Depuis la reprise du marché du turboprop en 2005, ATR a enregistré presque la moitié du total de ses commandes et livré près d’un tiers de ses appareils. En 2011, année record pour l’avionneur franco-italien qui a enregistré 157 ventes fermes, les ATR ont représenté plus de 80% des ventes mondiales d’avions régionaux de moins de 90 places. Concernant ces chiffres, Filippo Bagnato ajoute : « La tendance dans l’aviation régionale montre une prédominance de plus en plus marquée de la technologie turboprop sur le segment des avions de moins de 90 sièges. Les turboprops, et les ATR en particulier, sont également les appareils les mieux placés pour répondre aux exigences environnementales croissantes des compagnies et des passagers. »
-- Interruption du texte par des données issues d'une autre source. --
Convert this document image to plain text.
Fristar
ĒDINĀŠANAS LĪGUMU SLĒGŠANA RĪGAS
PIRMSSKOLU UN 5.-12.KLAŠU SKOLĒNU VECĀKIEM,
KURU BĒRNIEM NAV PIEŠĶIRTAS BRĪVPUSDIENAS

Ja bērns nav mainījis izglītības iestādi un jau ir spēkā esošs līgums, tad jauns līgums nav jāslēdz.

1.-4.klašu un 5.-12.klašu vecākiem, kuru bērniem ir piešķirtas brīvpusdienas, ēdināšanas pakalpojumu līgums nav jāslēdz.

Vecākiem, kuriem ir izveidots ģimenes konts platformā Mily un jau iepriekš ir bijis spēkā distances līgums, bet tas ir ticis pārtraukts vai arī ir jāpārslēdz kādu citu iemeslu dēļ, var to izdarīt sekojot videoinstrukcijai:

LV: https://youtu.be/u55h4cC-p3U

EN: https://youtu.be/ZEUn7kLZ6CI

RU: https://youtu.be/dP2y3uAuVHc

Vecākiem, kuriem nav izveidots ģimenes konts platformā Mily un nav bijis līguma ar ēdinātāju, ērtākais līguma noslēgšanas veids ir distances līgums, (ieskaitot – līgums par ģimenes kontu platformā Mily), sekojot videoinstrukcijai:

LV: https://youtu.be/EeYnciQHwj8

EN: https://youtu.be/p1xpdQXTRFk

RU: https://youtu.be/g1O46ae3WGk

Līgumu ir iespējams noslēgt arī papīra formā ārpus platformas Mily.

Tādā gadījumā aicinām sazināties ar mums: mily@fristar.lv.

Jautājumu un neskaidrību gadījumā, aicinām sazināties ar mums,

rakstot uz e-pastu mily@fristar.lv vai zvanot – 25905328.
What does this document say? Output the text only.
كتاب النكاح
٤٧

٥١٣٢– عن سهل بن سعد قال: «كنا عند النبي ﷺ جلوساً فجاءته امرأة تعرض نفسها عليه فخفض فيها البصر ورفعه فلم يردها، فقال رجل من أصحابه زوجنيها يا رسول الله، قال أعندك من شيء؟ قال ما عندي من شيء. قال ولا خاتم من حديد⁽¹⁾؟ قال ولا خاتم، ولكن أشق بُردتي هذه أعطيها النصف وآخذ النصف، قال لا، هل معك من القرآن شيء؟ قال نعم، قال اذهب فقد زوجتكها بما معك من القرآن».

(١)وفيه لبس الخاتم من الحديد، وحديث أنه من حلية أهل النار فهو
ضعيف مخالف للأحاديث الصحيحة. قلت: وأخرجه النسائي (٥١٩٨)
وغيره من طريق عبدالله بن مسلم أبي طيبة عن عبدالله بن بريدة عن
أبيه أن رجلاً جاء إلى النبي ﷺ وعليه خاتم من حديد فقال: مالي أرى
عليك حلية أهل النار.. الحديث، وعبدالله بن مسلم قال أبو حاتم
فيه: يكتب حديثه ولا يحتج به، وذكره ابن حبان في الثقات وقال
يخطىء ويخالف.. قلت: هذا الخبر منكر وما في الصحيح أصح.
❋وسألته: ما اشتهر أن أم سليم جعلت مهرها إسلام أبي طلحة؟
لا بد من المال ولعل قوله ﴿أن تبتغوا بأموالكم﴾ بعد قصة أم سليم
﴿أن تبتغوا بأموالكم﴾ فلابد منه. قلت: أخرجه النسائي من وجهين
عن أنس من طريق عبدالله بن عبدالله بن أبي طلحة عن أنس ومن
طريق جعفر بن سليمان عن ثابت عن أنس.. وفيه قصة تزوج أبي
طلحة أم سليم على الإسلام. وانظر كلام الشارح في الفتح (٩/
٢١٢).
Les ATR offrent la consommation de carburant et les coûts opérationnels les plus bas parmi tous les avions régionaux, jets et turboprops confondus. Les ATR de la nouvelle série « -600 », comme celui livré dernièrement, sont équipés des toutes dernières innovations en termes de confort passager, avec notamment la cabine Armonia, primée récemment aux « Good Design Awards » de Chicago. Ils sont aussi équipés d’une nouvelle avionique tout écran intégrant les tout derniers outils en matière d’aide à la navigation. Certifiés par l’Agence Européenne de la Sécurité Aérienne en 2011, les ATR « -600 » sont devenus la nouvelle référence régionale en matière de modernité, confort et économie, contribuant ainsi à conforter la tendance prédominante des ATR à travers le monde.

 

Bernard Keller

Quelle belle success story !

« La livraison du 1 000e ATR, ce 3 mai 2012, illustre la success story du programme d’avions régionaux franco-italien, une réussite parfois occultée par la notoriété d’Airbus, son puissant voisin Blagnacais.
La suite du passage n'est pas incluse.